India Accusation Of Disrespect
Indian Foreign Minister, Sushma Swaraj, on Wednesday claimed that Pakistan used Jadhav’s family meeting as a propaganda tool. According to them, it was neither a humanitarian gesture nor goodwill which pushed Pakistan to take the action, rather it was the urge to be painted as the champion of human rights which made the meeting possible. At the same time, they have also pointed out that Jadhav looked tense and under pressure and seemed tutored by Pakistani authorities. They also went on to criticise the intelligence agencies for asking the wife to change her shoes.
These allegations are not only baseless but mere attempts to stir up controversy and propaganda. The Indian authorities have not provided any evidence to support their claims and are using the emotional sensitivities of their people to build a narrative against the goodwill of Pakistan. The move is not only unnecessary but will only create further tensions between the two nations. This meeting was meant to be a moment of cooperation between the countries but the entire effort is being marred by the Indian authorities.
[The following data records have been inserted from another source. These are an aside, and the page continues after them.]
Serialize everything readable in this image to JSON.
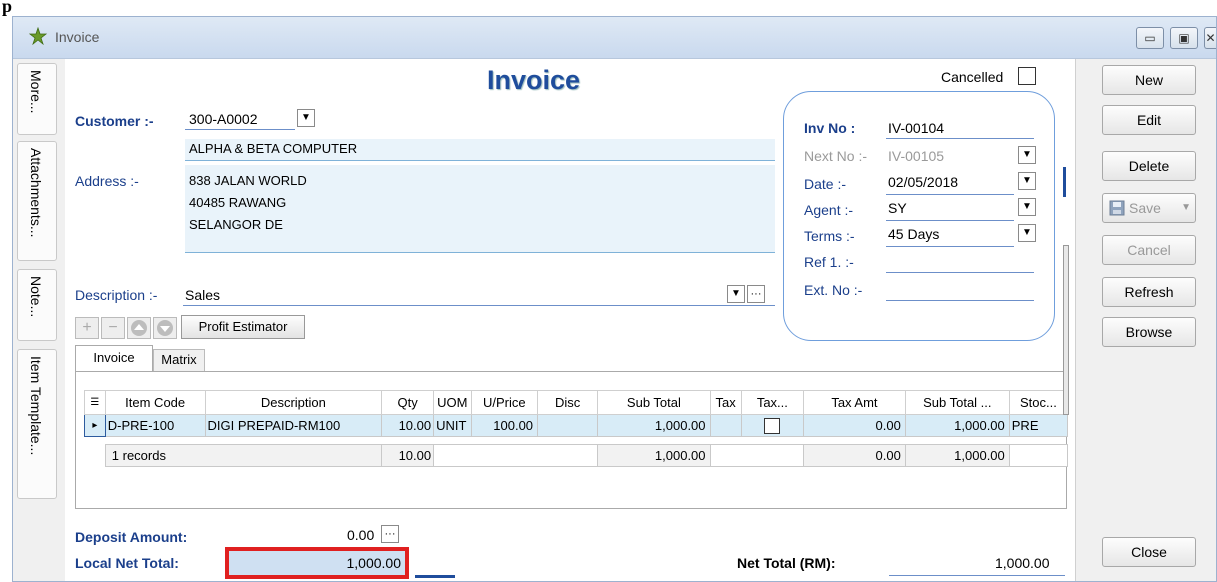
{
  "window": {
    "caption": "Invoice",
    "heading": "Invoice",
    "cancelled_label": "Cancelled",
    "top_caption": "р"
  },
  "side_tabs": [
    "More...",
    "Attachments...",
    "Note...",
    "Item Template..."
  ],
  "customer": {
    "label": "Customer :-",
    "code": "300-A0002",
    "name": "ALPHA & BETA COMPUTER",
    "address_label": "Address :-",
    "address_lines": [
      "838 JALAN WORLD",
      "40485 RAWANG",
      "SELANGOR DE"
    ]
  },
  "description": {
    "label": "Description :-",
    "value": "Sales",
    "more": "···"
  },
  "toolbar": {
    "profit_estimator": "Profit Estimator"
  },
  "tabs": [
    "Invoice",
    "Matrix"
  ],
  "inv_info": {
    "inv_no_label": "Inv No :",
    "inv_no": "IV-00104",
    "next_no_label": "Next No :-",
    "next_no": "IV-00105",
    "date_label": "Date :-",
    "date": "02/05/2018",
    "agent_label": "Agent :-",
    "agent": "SY",
    "terms_label": "Terms :-",
    "terms": "45 Days",
    "ref_label": "Ref 1. :-",
    "ref": "",
    "ext_label": "Ext. No :-",
    "ext": ""
  },
  "grid": {
    "headers": [
      "Item Code",
      "Description",
      "Qty",
      "UOM",
      "U/Price",
      "Disc",
      "Sub Total",
      "Tax",
      "Tax...",
      "Tax Amt",
      "Sub Total ...",
      "Stoc..."
    ],
    "rows": [
      [
        "D-PRE-100",
        "DIGI PREPAID-RM100",
        "10.00",
        "UNIT",
        "100.00",
        "",
        "1,000.00",
        "",
        "",
        "0.00",
        "1,000.00",
        "PRE"
      ]
    ],
    "footer": {
      "records": "1 records",
      "qty": "10.00",
      "sub_total": "1,000.00",
      "tax_amt": "0.00",
      "sub_total2": "1,000.00"
    }
  },
  "totals": {
    "deposit_label": "Deposit Amount:",
    "deposit": "0.00",
    "local_net_label": "Local Net Total:",
    "local_net": "1,000.00",
    "net_total_label": "Net Total (RM):",
    "net_total": "1,000.00"
  },
  "right_buttons": {
    "new": "New",
    "edit": "Edit",
    "delete": "Delete",
    "save": "Save",
    "cancel": "Cancel",
    "refresh": "Refresh",
    "browse": "Browse",
    "close": "Close"
  },
  "colors": {
    "accent_blue": "#1b3f8b",
    "highlight_red": "#e02020",
    "row_selected": "#d8ecf7"
  }
}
Such naivety must end right away because Pakistan stands right in its stance. India cannot expect Pakistan to let go of its security measures to give more value to the emotional sentiment attached to the gesture. Any country would have done the same. At the same time, asking someone to take off their shoes is no disrespect. It happens all around the globe – millions take their shoes of at airports for inspections – for security reasons and cannot be painted as disrespect. She was provided new shoes as well. Again, it is not disrespect, unless India decides to paint it as such.
Had the treatment been unfair, Jadhav’s family would have expressed their discomfort. Jhadav’s family was only gracious. This shows that this is a wholly contrived issue. It needs to be put to rest, and the best way to do this is to take it off the air. After giving our public reply, the FO needs to stop publicly discussing this and discuss any future developments directly with Indian officials. Media houses, from both sides of the border, should refrain from unnecessary speculation as well.
This is slowly turning into an ugly spat with no opinions aplenty on each side. Trying to answer back to allegations will only mire us into it further. The best course of action is to withdrawn from this media circus and let it die a natural death.